A hit last year, outdoor movie night at Jupiter Lighthouse returns


Highlights

Event benefits lighthouse museum and Loxahatchee River Historical Society

16 short environmental films are planned

Looking for something fun and fund-friendly in Jupiter?

Residents can sit under the stars Saturday, April 8 next to the Jupiter Inlet Lighthouse & Museum and watch 16 short films highlighting efforts to preserve the environment.

It was a hit last year with 500 people attending. The $10 ticket raises money for the Loxahatchee River Historical Society and the JILM.

“People from all walks of life share their experiences, feelings and accomplishments in and around their oceans, lands, and communities in these mesmerizing films,” said Kathleen Glover, JILM Assistant Director and Wild and Scenic Film Festival-Jupiter Coordinator.

The films, which begin at 7:45 p.m., vary in length from about three minutes to about 17 minutes. They are shown on a giant screen at the water’s edge in front of the lighthouse.

“Visitors sit outside on the grass in their lawn chairs. The lighthouse is turned on. Boats are floating in the inlet. It’s a very laid back, comfortable atmosphere,” Glover said.

Gates open at 6 p.m. with live music and a raffle. Snacks, beer and wine and burritos will be available for purchase.

Organizations such as the Andrew “Red” Harris Foundation, the Bureau of Land Management, the Loxahatchee River Center and the Sierra Club will have booths for film-goers to visit and learn how to get involved in environmental causes.

The Loxahatchee River Historical Society plans to award its third annual Outstanding Stewardship Award, honoring those who have had a significant impact on the local community in the areas of heritage and the natural environment.

Tickets are available online at jupiterlighthouse.org.

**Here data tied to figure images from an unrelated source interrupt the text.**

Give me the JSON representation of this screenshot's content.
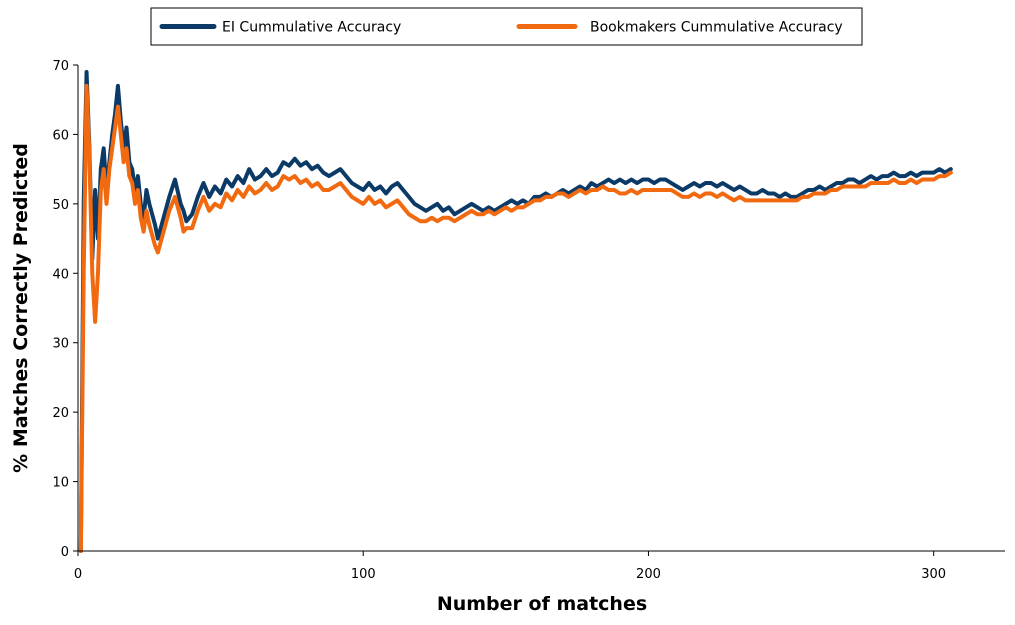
{
  "chart_data": {
    "type": "line",
    "xlabel": "Number of matches",
    "ylabel": "% Matches Correctly Predicted",
    "xlim": [
      0,
      325
    ],
    "ylim": [
      0,
      70
    ],
    "x_ticks": [
      "0",
      "100",
      "200",
      "300"
    ],
    "y_ticks": [
      "0",
      "10",
      "20",
      "30",
      "40",
      "50",
      "60",
      "70"
    ],
    "grid": false,
    "legend_position": "top",
    "series": [
      {
        "name": "EI Cummulative Accuracy",
        "color": "#0b3a66",
        "points": [
          [
            1,
            0
          ],
          [
            2,
            50
          ],
          [
            3,
            69
          ],
          [
            4,
            58
          ],
          [
            5,
            42
          ],
          [
            6,
            52
          ],
          [
            7,
            45
          ],
          [
            8,
            55
          ],
          [
            9,
            58
          ],
          [
            10,
            52
          ],
          [
            11,
            56
          ],
          [
            12,
            60
          ],
          [
            13,
            63
          ],
          [
            14,
            67
          ],
          [
            15,
            62
          ],
          [
            16,
            58
          ],
          [
            17,
            61
          ],
          [
            18,
            56
          ],
          [
            19,
            55
          ],
          [
            20,
            52
          ],
          [
            21,
            54
          ],
          [
            22,
            50
          ],
          [
            23,
            48
          ],
          [
            24,
            52
          ],
          [
            25,
            50
          ],
          [
            27,
            47
          ],
          [
            28,
            45
          ],
          [
            30,
            48
          ],
          [
            32,
            51
          ],
          [
            34,
            53.5
          ],
          [
            36,
            50
          ],
          [
            37,
            49
          ],
          [
            38,
            47.5
          ],
          [
            40,
            48.5
          ],
          [
            42,
            51
          ],
          [
            44,
            53
          ],
          [
            46,
            51
          ],
          [
            48,
            52.5
          ],
          [
            50,
            51.5
          ],
          [
            52,
            53.5
          ],
          [
            54,
            52.5
          ],
          [
            56,
            54
          ],
          [
            58,
            53
          ],
          [
            60,
            55
          ],
          [
            62,
            53.5
          ],
          [
            64,
            54
          ],
          [
            66,
            55
          ],
          [
            68,
            54
          ],
          [
            70,
            54.5
          ],
          [
            72,
            56
          ],
          [
            74,
            55.5
          ],
          [
            76,
            56.5
          ],
          [
            78,
            55.5
          ],
          [
            80,
            56
          ],
          [
            82,
            55
          ],
          [
            84,
            55.5
          ],
          [
            86,
            54.5
          ],
          [
            88,
            54
          ],
          [
            90,
            54.5
          ],
          [
            92,
            55
          ],
          [
            94,
            54
          ],
          [
            96,
            53
          ],
          [
            98,
            52.5
          ],
          [
            100,
            52
          ],
          [
            102,
            53
          ],
          [
            104,
            52
          ],
          [
            106,
            52.5
          ],
          [
            108,
            51.5
          ],
          [
            110,
            52.5
          ],
          [
            112,
            53
          ],
          [
            114,
            52
          ],
          [
            116,
            51
          ],
          [
            118,
            50
          ],
          [
            120,
            49.5
          ],
          [
            122,
            49
          ],
          [
            124,
            49.5
          ],
          [
            126,
            50
          ],
          [
            128,
            49
          ],
          [
            130,
            49.5
          ],
          [
            132,
            48.5
          ],
          [
            134,
            49
          ],
          [
            136,
            49.5
          ],
          [
            138,
            50
          ],
          [
            140,
            49.5
          ],
          [
            142,
            49
          ],
          [
            144,
            49.5
          ],
          [
            146,
            49
          ],
          [
            148,
            49.5
          ],
          [
            150,
            50
          ],
          [
            152,
            50.5
          ],
          [
            154,
            50
          ],
          [
            156,
            50.5
          ],
          [
            158,
            50
          ],
          [
            160,
            51
          ],
          [
            162,
            51
          ],
          [
            164,
            51.5
          ],
          [
            166,
            51
          ],
          [
            168,
            51.5
          ],
          [
            170,
            52
          ],
          [
            172,
            51.5
          ],
          [
            174,
            52
          ],
          [
            176,
            52.5
          ],
          [
            178,
            52
          ],
          [
            180,
            53
          ],
          [
            182,
            52.5
          ],
          [
            184,
            53
          ],
          [
            186,
            53.5
          ],
          [
            188,
            53
          ],
          [
            190,
            53.5
          ],
          [
            192,
            53
          ],
          [
            194,
            53.5
          ],
          [
            196,
            53
          ],
          [
            198,
            53.5
          ],
          [
            200,
            53.5
          ],
          [
            202,
            53
          ],
          [
            204,
            53.5
          ],
          [
            206,
            53.5
          ],
          [
            208,
            53
          ],
          [
            210,
            52.5
          ],
          [
            212,
            52
          ],
          [
            214,
            52.5
          ],
          [
            216,
            53
          ],
          [
            218,
            52.5
          ],
          [
            220,
            53
          ],
          [
            222,
            53
          ],
          [
            224,
            52.5
          ],
          [
            226,
            53
          ],
          [
            228,
            52.5
          ],
          [
            230,
            52
          ],
          [
            232,
            52.5
          ],
          [
            234,
            52
          ],
          [
            236,
            51.5
          ],
          [
            238,
            51.5
          ],
          [
            240,
            52
          ],
          [
            242,
            51.5
          ],
          [
            244,
            51.5
          ],
          [
            246,
            51
          ],
          [
            248,
            51.5
          ],
          [
            250,
            51
          ],
          [
            252,
            51
          ],
          [
            254,
            51.5
          ],
          [
            256,
            52
          ],
          [
            258,
            52
          ],
          [
            260,
            52.5
          ],
          [
            262,
            52
          ],
          [
            264,
            52.5
          ],
          [
            266,
            53
          ],
          [
            268,
            53
          ],
          [
            270,
            53.5
          ],
          [
            272,
            53.5
          ],
          [
            274,
            53
          ],
          [
            276,
            53.5
          ],
          [
            278,
            54
          ],
          [
            280,
            53.5
          ],
          [
            282,
            54
          ],
          [
            284,
            54
          ],
          [
            286,
            54.5
          ],
          [
            288,
            54
          ],
          [
            290,
            54
          ],
          [
            292,
            54.5
          ],
          [
            294,
            54
          ],
          [
            296,
            54.5
          ],
          [
            298,
            54.5
          ],
          [
            300,
            54.5
          ],
          [
            302,
            55
          ],
          [
            304,
            54.5
          ],
          [
            306,
            55
          ]
        ]
      },
      {
        "name": "Bookmakers Cummulative Accuracy",
        "color": "#f26a10",
        "points": [
          [
            1,
            0
          ],
          [
            2,
            40
          ],
          [
            3,
            67
          ],
          [
            4,
            57
          ],
          [
            5,
            40
          ],
          [
            6,
            33
          ],
          [
            7,
            40
          ],
          [
            8,
            52
          ],
          [
            9,
            55
          ],
          [
            10,
            50
          ],
          [
            11,
            55
          ],
          [
            12,
            58
          ],
          [
            13,
            61
          ],
          [
            14,
            64
          ],
          [
            15,
            60
          ],
          [
            16,
            56
          ],
          [
            17,
            58
          ],
          [
            18,
            54
          ],
          [
            19,
            53
          ],
          [
            20,
            50
          ],
          [
            21,
            52
          ],
          [
            22,
            48
          ],
          [
            23,
            46
          ],
          [
            24,
            49
          ],
          [
            25,
            47
          ],
          [
            27,
            44
          ],
          [
            28,
            43
          ],
          [
            30,
            46
          ],
          [
            32,
            49
          ],
          [
            34,
            51
          ],
          [
            36,
            48
          ],
          [
            37,
            46
          ],
          [
            38,
            46.5
          ],
          [
            40,
            46.5
          ],
          [
            42,
            49
          ],
          [
            44,
            51
          ],
          [
            46,
            49
          ],
          [
            48,
            50
          ],
          [
            50,
            49.5
          ],
          [
            52,
            51.5
          ],
          [
            54,
            50.5
          ],
          [
            56,
            52
          ],
          [
            58,
            51
          ],
          [
            60,
            52.5
          ],
          [
            62,
            51.5
          ],
          [
            64,
            52
          ],
          [
            66,
            53
          ],
          [
            68,
            52
          ],
          [
            70,
            52.5
          ],
          [
            72,
            54
          ],
          [
            74,
            53.5
          ],
          [
            76,
            54
          ],
          [
            78,
            53
          ],
          [
            80,
            53.5
          ],
          [
            82,
            52.5
          ],
          [
            84,
            53
          ],
          [
            86,
            52
          ],
          [
            88,
            52
          ],
          [
            90,
            52.5
          ],
          [
            92,
            53
          ],
          [
            94,
            52
          ],
          [
            96,
            51
          ],
          [
            98,
            50.5
          ],
          [
            100,
            50
          ],
          [
            102,
            51
          ],
          [
            104,
            50
          ],
          [
            106,
            50.5
          ],
          [
            108,
            49.5
          ],
          [
            110,
            50
          ],
          [
            112,
            50.5
          ],
          [
            114,
            49.5
          ],
          [
            116,
            48.5
          ],
          [
            118,
            48
          ],
          [
            120,
            47.5
          ],
          [
            122,
            47.5
          ],
          [
            124,
            48
          ],
          [
            126,
            47.5
          ],
          [
            128,
            48
          ],
          [
            130,
            48
          ],
          [
            132,
            47.5
          ],
          [
            134,
            48
          ],
          [
            136,
            48.5
          ],
          [
            138,
            49
          ],
          [
            140,
            48.5
          ],
          [
            142,
            48.5
          ],
          [
            144,
            49
          ],
          [
            146,
            48.5
          ],
          [
            148,
            49
          ],
          [
            150,
            49.5
          ],
          [
            152,
            49
          ],
          [
            154,
            49.5
          ],
          [
            156,
            49.5
          ],
          [
            158,
            50
          ],
          [
            160,
            50.5
          ],
          [
            162,
            50.5
          ],
          [
            164,
            51
          ],
          [
            166,
            51
          ],
          [
            168,
            51.5
          ],
          [
            170,
            51.5
          ],
          [
            172,
            51
          ],
          [
            174,
            51.5
          ],
          [
            176,
            52
          ],
          [
            178,
            51.5
          ],
          [
            180,
            52
          ],
          [
            182,
            52
          ],
          [
            184,
            52.5
          ],
          [
            186,
            52
          ],
          [
            188,
            52
          ],
          [
            190,
            51.5
          ],
          [
            192,
            51.5
          ],
          [
            194,
            52
          ],
          [
            196,
            51.5
          ],
          [
            198,
            52
          ],
          [
            200,
            52
          ],
          [
            202,
            52
          ],
          [
            204,
            52
          ],
          [
            206,
            52
          ],
          [
            208,
            52
          ],
          [
            210,
            51.5
          ],
          [
            212,
            51
          ],
          [
            214,
            51
          ],
          [
            216,
            51.5
          ],
          [
            218,
            51
          ],
          [
            220,
            51.5
          ],
          [
            222,
            51.5
          ],
          [
            224,
            51
          ],
          [
            226,
            51.5
          ],
          [
            228,
            51
          ],
          [
            230,
            50.5
          ],
          [
            232,
            51
          ],
          [
            234,
            50.5
          ],
          [
            236,
            50.5
          ],
          [
            238,
            50.5
          ],
          [
            240,
            50.5
          ],
          [
            242,
            50.5
          ],
          [
            244,
            50.5
          ],
          [
            246,
            50.5
          ],
          [
            248,
            50.5
          ],
          [
            250,
            50.5
          ],
          [
            252,
            50.5
          ],
          [
            254,
            51
          ],
          [
            256,
            51
          ],
          [
            258,
            51.5
          ],
          [
            260,
            51.5
          ],
          [
            262,
            51.5
          ],
          [
            264,
            52
          ],
          [
            266,
            52
          ],
          [
            268,
            52.5
          ],
          [
            270,
            52.5
          ],
          [
            272,
            52.5
          ],
          [
            274,
            52.5
          ],
          [
            276,
            52.5
          ],
          [
            278,
            53
          ],
          [
            280,
            53
          ],
          [
            282,
            53
          ],
          [
            284,
            53
          ],
          [
            286,
            53.5
          ],
          [
            288,
            53
          ],
          [
            290,
            53
          ],
          [
            292,
            53.5
          ],
          [
            294,
            53
          ],
          [
            296,
            53.5
          ],
          [
            298,
            53.5
          ],
          [
            300,
            53.5
          ],
          [
            302,
            54
          ],
          [
            304,
            54
          ],
          [
            306,
            54.5
          ]
        ]
      }
    ]
  }
}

Ticket holders purchasing a Lighthouse Membership during the event get $10 off their membership fee.

“These unique films tell the bigger story of our history, who we are as a people, and our symbiotic relationship with our planet. They are short films that make a big impact on the viewer, inspiring personal action. They encourage us to take time to immerse ourselves in the soothing comfort of nature and learning to love it. We have one home planet and each one of us can see ourselves as the ‘keepers’,” said Glover.

Here’s some sneak movie previews:

- Selah: Water From Stone tells the story of a former fast-food chain owner who sells his successful business and devotes his life to restoring a dry, neglected and overgrazed ranch in the Texas hill country. He took the worst piece of property he could find and transformed over 5,000 acres into a lush green paradise preserve.

- Coral Reef Rescue explores the problem and the accidental discovery that led to a brilliant new idea of accelerating the growth of coral in labs. This discovery is now used to repopulate reefs with healthy coral nurseries.

- Canyon Song is about two young Navajo women who sing songs and call to their long-deceased ancestors. The songs let their ancestors know the young women are arriving into the sacred Arizona canyon, which whispers back to them and anchors them to their past.